NetFlick: Adversarial Flickering Attacks on Deep Learning Based Video Compression
This work addresses a security problem for IoT and edge devices using video compression, showing that adversarial attacks can break compression efficiency, which is incremental as it extends known digital attacks to physical scenarios.
The paper tackles the vulnerability of deep learning-based video compression to adversarial attacks by introducing NetFlick, a physically realizable LED attack that injects flickering perturbations to degrade spatio-temporal correlations between frames, resulting in successful performance deterioration in both digital and physical settings.
Video compression plays a significant role in IoT devices for the efficient transport of visual data while satisfying all underlying bandwidth constraints. Deep learning-based video compression methods are rapidly replacing traditional algorithms and providing state-of-the-art results on edge devices.
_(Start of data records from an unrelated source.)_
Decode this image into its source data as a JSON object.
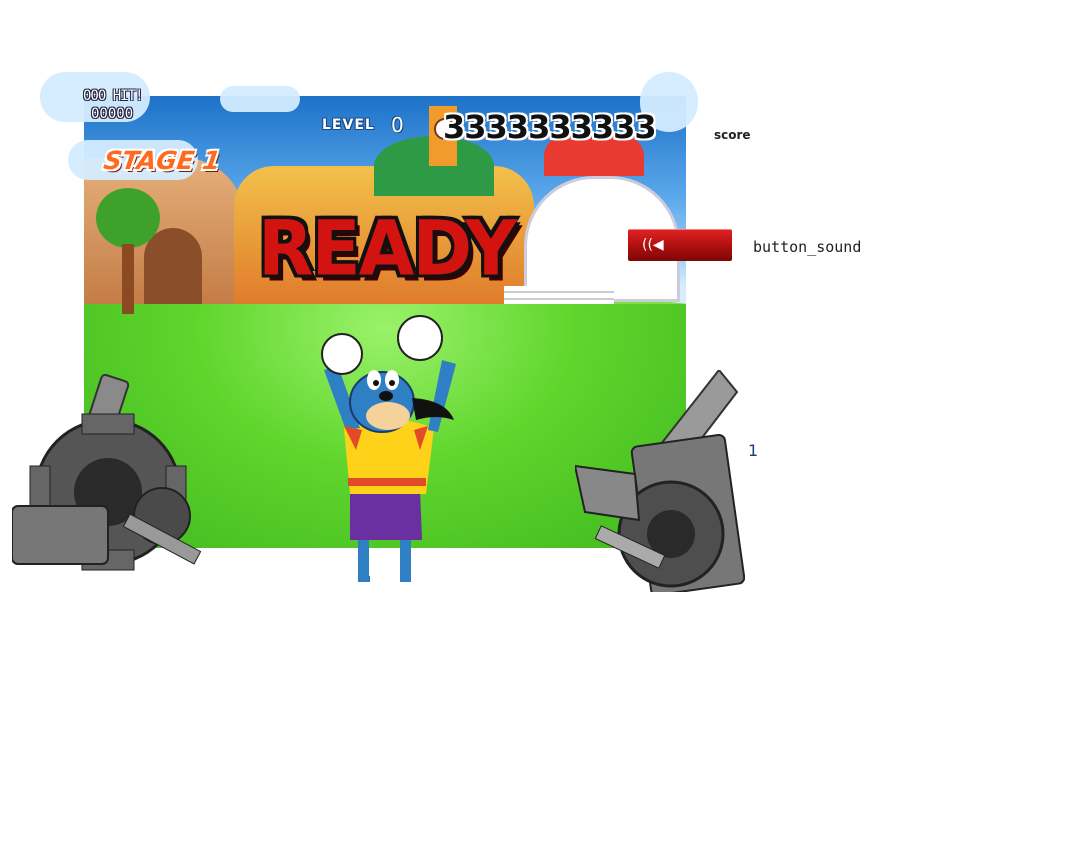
{
  "hud": {
    "hiscore_label": "000 HIT!",
    "hiscore_value": "00000",
    "stage_label": "STAGE 1",
    "level_label": "LEVEL",
    "level_value": "0",
    "score_value": "3333333333",
    "score_caption": "score"
  },
  "banner": {
    "text": "READY"
  },
  "sound": {
    "button_caption": "button_sound",
    "icon": "speaker-icon"
  },
  "counter": {
    "value": "1"
  },
  "colors": {
    "ready": "#d3130f",
    "sound_button": "#c41313",
    "grass": "#5fd52c",
    "sky": "#5aa7ea"
  }
}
However, recently developed adversarial attacks demonstrate that digitally crafted perturbations can break the Rate-Distortion relationship of video compression. In this work, we present a real-world LED attack to target video compression frameworks. Our physically realizable attack, dubbed NetFlick, can degrade the spatio-temporal correlation between successive frames by injecting flickering temporal perturbations. In addition, we propose universal perturbations that can downgrade performance of incoming video without prior knowledge of the contents. Experimental results demonstrate that NetFlick can successfully deteriorate the performance of video compression frameworks in both digital- and physical-settings and can be further extended to attack downstream video classification networks.